Но подлинные цели правительственной политики разглядеть нетрудно. Это, во-первых, расчет на то, чтобы окулачить село, вырастить фермерский класс, который стал бы надежной политической опорой правящих кругов, – японский вариант «столыпинской реформы». И это, во-вторых, расчет на то, что волна разорившихся выходцев из деревни разбавит собой ряды пролетариата, собьет цены на городской труд и подорвет силы организованного рабочего движения…
Политика «американизации сельского хозяйства», как ее порой называют, была провозглашена в 1960 году. В течение последующего десятилетия крестьянское население Японии сократилось с 36 до 24 миллионов человек. Однако утечка лучшей части рабочей силы в города не сопровождается соответствующим сокращением числа хозяйств. Сельскохозяйственное производство осталось таким же раздробленным.
– Земледелие становится у нас уделом матушек, дедушек и бабушек, – сетовал однажды один из министров.
Авторов «новой аграрной политики» заботят, разумеется, вовсе не мозоли на женских и стариковских руках. Замысел укрупнить земельные владения, чтобы окулачить село, натолкнулся на преграду, коренящуюся в национальном характере японцев.

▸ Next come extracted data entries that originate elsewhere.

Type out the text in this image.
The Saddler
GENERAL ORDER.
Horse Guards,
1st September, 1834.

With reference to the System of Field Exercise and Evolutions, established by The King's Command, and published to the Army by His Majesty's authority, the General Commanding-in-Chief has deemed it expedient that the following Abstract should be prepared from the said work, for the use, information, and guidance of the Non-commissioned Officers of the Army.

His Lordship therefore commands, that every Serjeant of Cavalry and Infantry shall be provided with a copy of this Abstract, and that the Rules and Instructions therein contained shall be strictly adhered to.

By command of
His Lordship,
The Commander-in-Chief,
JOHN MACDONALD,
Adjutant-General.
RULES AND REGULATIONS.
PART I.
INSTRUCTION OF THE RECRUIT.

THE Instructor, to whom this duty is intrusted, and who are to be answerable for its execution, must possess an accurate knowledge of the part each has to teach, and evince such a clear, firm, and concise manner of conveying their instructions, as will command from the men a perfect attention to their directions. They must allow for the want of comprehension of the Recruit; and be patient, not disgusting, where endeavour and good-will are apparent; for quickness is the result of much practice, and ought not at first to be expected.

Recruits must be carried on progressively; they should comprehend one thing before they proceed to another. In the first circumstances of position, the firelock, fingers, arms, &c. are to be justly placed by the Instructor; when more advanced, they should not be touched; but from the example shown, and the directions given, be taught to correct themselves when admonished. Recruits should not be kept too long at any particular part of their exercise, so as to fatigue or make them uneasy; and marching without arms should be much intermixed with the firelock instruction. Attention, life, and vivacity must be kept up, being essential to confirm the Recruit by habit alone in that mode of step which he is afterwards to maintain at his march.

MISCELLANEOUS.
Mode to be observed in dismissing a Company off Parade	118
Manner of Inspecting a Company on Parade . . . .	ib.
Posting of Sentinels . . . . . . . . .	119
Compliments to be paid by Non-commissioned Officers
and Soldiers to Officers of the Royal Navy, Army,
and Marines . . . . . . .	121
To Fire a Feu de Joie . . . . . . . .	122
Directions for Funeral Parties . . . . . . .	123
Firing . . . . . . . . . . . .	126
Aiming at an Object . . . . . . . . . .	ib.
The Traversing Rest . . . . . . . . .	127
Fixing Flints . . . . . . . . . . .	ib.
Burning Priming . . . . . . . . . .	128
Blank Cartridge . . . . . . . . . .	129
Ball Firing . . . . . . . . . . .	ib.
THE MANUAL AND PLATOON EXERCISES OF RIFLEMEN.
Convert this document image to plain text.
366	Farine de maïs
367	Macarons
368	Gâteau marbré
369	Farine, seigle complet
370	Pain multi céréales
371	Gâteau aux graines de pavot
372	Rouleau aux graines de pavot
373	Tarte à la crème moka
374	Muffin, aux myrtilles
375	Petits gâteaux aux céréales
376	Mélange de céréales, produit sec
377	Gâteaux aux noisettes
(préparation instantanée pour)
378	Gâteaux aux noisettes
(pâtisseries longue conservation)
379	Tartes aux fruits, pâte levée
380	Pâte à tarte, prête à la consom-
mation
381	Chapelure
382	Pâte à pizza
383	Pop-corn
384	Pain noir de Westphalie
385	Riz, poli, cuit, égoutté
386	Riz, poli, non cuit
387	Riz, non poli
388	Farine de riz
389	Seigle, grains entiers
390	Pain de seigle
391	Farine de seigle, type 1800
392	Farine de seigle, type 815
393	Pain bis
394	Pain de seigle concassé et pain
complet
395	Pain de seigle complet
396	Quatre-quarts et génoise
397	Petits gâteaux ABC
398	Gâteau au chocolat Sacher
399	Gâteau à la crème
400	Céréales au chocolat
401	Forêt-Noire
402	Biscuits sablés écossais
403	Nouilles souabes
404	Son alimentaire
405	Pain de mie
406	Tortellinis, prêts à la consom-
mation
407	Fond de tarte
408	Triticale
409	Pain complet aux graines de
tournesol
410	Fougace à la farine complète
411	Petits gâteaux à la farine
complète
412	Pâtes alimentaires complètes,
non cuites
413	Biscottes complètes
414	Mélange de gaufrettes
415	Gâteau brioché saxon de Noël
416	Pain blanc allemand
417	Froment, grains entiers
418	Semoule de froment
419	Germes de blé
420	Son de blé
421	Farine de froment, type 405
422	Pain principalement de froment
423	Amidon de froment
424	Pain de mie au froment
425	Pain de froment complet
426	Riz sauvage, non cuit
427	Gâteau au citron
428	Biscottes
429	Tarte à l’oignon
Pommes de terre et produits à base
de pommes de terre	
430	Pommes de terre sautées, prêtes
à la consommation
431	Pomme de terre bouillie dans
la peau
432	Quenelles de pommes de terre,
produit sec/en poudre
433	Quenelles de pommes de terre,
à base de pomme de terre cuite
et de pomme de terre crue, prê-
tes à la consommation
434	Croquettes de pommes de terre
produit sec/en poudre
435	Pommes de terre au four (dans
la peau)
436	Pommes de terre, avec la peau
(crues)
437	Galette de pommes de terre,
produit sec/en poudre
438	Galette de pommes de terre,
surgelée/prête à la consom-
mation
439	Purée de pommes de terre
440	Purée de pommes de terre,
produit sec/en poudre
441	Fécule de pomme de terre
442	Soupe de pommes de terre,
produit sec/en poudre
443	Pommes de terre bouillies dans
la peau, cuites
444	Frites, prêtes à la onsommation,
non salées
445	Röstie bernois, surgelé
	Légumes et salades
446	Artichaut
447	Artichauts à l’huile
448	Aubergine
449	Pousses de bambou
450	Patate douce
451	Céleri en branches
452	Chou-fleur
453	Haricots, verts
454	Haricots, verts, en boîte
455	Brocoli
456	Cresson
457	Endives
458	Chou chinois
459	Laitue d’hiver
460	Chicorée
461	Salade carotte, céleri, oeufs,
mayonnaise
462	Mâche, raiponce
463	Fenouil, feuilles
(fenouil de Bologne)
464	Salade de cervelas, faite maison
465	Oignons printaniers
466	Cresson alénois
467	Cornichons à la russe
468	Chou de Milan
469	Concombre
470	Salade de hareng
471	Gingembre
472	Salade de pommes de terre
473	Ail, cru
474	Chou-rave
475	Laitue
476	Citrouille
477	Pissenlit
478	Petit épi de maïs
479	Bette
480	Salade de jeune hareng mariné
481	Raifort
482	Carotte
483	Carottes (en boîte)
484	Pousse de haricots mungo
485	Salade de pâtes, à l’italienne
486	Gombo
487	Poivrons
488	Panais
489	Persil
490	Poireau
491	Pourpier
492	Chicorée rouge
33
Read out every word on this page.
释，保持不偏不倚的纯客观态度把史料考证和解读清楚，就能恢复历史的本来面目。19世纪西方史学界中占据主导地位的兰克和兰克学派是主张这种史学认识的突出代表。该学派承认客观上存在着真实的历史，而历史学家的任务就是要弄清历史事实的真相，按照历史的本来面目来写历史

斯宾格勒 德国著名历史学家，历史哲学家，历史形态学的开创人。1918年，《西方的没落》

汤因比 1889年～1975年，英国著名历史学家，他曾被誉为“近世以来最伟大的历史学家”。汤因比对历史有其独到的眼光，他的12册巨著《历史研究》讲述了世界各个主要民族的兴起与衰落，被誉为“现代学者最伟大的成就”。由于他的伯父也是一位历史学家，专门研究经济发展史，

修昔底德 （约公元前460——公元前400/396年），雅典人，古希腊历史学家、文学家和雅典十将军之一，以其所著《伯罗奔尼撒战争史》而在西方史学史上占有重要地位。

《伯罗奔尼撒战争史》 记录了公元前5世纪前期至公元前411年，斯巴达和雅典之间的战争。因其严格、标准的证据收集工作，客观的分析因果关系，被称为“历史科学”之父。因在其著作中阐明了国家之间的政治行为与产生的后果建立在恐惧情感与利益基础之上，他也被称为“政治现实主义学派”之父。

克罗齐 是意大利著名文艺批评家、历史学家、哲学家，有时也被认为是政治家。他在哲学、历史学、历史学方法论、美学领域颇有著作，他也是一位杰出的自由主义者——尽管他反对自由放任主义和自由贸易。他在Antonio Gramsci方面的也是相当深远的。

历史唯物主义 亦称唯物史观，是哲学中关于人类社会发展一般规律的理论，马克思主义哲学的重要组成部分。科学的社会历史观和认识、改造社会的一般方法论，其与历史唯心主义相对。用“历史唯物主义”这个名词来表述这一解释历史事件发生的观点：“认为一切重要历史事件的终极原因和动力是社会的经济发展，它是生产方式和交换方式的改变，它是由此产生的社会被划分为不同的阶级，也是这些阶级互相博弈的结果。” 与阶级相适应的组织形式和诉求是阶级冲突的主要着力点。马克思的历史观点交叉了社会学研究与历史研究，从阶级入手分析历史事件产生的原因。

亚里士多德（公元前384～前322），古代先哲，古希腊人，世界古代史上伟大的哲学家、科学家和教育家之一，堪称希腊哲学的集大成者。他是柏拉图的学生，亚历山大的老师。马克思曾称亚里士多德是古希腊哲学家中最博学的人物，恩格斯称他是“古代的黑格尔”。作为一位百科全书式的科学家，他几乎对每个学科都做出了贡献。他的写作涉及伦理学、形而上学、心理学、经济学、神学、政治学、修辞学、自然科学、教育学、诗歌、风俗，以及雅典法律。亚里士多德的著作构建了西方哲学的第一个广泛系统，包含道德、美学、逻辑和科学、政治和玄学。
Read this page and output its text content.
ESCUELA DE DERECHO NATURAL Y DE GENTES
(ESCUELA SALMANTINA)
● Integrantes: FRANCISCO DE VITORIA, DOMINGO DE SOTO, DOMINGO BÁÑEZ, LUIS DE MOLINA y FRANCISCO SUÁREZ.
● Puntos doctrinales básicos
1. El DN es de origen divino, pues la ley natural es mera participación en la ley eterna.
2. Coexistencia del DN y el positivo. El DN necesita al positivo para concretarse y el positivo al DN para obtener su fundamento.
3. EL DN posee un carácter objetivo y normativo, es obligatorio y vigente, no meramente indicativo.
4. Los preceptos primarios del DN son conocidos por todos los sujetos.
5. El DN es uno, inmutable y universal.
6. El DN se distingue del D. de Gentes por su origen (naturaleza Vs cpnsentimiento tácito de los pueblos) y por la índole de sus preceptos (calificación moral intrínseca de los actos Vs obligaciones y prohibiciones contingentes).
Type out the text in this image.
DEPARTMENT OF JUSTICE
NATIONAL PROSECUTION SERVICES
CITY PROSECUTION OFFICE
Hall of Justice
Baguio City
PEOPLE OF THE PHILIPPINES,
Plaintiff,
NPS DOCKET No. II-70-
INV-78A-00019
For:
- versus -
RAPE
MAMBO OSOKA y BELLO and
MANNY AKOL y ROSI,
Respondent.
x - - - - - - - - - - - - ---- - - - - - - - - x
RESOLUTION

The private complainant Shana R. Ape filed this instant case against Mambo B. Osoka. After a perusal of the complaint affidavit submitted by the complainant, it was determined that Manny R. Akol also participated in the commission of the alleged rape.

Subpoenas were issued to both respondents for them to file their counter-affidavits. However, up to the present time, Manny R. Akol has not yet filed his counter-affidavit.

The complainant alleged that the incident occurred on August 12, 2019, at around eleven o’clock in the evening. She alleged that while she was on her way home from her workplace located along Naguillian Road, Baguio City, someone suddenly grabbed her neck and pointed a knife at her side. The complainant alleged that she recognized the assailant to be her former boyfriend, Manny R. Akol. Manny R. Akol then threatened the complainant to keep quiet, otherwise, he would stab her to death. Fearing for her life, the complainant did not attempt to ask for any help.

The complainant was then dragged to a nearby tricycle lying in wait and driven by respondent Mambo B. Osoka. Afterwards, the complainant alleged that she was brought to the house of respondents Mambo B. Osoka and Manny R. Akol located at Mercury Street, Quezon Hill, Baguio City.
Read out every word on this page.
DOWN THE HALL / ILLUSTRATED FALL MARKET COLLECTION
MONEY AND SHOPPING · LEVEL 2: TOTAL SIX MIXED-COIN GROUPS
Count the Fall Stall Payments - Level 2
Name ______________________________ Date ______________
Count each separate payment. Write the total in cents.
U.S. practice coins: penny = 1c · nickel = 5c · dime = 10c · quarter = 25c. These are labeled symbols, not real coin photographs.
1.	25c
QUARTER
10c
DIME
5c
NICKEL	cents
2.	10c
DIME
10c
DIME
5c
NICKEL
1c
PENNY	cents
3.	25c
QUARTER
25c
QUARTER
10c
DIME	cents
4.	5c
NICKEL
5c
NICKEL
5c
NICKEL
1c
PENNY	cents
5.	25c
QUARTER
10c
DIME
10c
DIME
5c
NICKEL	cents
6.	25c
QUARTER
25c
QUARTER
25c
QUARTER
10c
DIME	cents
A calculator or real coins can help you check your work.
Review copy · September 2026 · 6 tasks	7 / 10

Даже став «кочевником XX века», крестьянин проявил поразительно стойкую приверженность к своему родовому наделу. Сказалось представление о долге потомков перед предками как краеугольном камне морали. В японской деревне исстари господствует право первородства. Отцовскую землю нельзя делить. Ее целиком наследует старший сын. Взамен же он должен не только обеспечить спокойную старость родителям, но и принимает па себя обязанности отца по отношению к остальным членам семьи. Окажись кто-то из младших братьев в трудном положении, он всегда может рассчитывать на отчий дом как на временный приют хотя бы для своих детей: худо-бедно, а с голоду они не помрут.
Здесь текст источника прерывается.